Disordered systems and (subcritical) polynomial chaos with heavy-tail disorder
Gaspard Gomez
TL;DR
This work develops a general theory for disordered lattice systems with heavy-tailed environments, where the disorder has a finite mean but infinite variance and is attracted to a $\gamma$-stable Lévy white noise with $\gamma\in(1,2)$. By formulating a subcriticality criterion $\lambda<d_{\mathrm{eff}}/\gamma$ and introducing a continuum polynomial chaos expansion, the authors prove the existence and universality of non-trivial scaling limits for the partition function and Gibbs measures, extending prior Gaussian ($L^2$) results to the heavy-tail regime. They rigorously derive continuum disordered objects ${\mathcal Z}_{\Omega}^{\boldsymbol\zeta,\hat{\beta}}$ and continuum disordered measures for two canonical models—the disordered pinning model and the long-range directed polymer—showing convergence under appropriate intermediate-disorder scalings and providing a heavy-tail Harris criterion for disorder relevance. The work also develops robust $L^p$ estimates for chaos with Lévy noise, defines the Lévy chaos, and establishes scaling limits linking discrete polynomial chaos to its continuum counterpart, with universality in the limiting objects. These results connect disordered statistical mechanics to stochastic PDEs in a heavy-tailed setting and broaden the understanding of disorder relevance beyond finite-variance environments. Overall, the paper provides a comprehensive framework for heavy-tail disorder, new continuum limits, and precise criteria governing disorder relevance with potential implications for SPDEs and scaling theory in disordered systems.
Abstract
We study discrete statistical mechanics systems perturbed by a random environment without a finite second moment.
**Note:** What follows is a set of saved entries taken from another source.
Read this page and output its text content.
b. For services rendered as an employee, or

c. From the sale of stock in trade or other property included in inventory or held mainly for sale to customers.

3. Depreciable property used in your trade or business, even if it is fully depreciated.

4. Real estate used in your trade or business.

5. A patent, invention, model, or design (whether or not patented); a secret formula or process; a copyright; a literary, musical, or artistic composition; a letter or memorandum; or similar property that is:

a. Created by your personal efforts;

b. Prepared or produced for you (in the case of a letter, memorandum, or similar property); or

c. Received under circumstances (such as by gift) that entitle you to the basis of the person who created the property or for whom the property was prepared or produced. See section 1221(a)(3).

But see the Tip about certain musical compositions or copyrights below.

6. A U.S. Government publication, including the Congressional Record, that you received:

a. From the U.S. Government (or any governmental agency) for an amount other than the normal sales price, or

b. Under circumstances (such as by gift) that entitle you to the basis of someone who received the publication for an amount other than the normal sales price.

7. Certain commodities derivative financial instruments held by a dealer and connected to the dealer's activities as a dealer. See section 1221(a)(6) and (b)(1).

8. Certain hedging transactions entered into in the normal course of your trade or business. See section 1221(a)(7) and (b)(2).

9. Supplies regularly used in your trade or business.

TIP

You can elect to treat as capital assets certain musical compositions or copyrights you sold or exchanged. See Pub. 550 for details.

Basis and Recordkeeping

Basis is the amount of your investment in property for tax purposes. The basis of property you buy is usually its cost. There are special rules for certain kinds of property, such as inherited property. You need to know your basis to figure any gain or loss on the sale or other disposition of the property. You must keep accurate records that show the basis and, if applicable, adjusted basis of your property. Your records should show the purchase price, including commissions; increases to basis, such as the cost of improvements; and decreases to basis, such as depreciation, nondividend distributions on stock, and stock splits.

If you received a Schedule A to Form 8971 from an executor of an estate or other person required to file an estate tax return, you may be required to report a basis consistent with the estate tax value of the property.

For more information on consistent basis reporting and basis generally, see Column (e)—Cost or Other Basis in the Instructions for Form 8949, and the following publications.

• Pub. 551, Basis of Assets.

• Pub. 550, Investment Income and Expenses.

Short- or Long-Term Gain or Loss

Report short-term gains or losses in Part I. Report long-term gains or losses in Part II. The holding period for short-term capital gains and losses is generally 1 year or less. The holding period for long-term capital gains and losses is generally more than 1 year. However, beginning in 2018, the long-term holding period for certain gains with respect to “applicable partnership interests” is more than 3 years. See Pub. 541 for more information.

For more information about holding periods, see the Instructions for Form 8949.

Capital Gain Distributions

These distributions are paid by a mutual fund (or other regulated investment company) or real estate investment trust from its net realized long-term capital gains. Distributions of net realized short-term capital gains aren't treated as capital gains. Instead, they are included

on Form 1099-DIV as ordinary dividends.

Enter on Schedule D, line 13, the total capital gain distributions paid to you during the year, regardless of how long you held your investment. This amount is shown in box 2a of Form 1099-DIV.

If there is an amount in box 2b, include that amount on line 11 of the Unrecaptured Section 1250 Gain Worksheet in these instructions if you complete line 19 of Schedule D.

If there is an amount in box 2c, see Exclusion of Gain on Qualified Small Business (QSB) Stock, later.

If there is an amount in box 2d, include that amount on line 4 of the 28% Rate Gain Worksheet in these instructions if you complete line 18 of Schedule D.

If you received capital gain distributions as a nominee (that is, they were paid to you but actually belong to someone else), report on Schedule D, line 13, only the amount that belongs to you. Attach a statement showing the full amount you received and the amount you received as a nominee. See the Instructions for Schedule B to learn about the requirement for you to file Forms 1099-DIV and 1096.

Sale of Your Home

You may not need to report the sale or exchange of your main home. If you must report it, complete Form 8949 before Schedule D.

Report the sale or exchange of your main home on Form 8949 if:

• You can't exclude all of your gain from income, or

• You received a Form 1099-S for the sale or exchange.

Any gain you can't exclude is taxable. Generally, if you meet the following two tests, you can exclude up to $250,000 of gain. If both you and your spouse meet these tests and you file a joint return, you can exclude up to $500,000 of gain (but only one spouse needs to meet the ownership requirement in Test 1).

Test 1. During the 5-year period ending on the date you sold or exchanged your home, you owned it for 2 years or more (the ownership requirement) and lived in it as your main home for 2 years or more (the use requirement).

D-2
Specifically, we consider a random environment whose tail distribution satisfies $P[ω> x] \sim x^{-γ}$ as $x \to +\infty$ for some $γ\in (1,2)$. Inspired by the seminal work of Caravenna, Sun and Zygouras \cite{csz_2016}, we adopt a general framework that encompasses as key examples both the disordered pinning model and the long-range directed polymer model. We provide some subcriticality condition under which we prove that the discrete disordered system possesses a non-trivial scaling limit. We also interpret the subcriticality condition in terms of a generalized Harris criterion without second moment, which gives a prediction for disorder relevance depending on the parameters of the system. Our analysis relies on the study of multilinear polynomials of independent heavy-tailed random variables known as polynomial chaos and their continuous analogue, given by multiple integrals with respect to a $γ$-stable Lévy white noise. We develop precise and flexible moments estimates adapted to the heavy-tailed setting.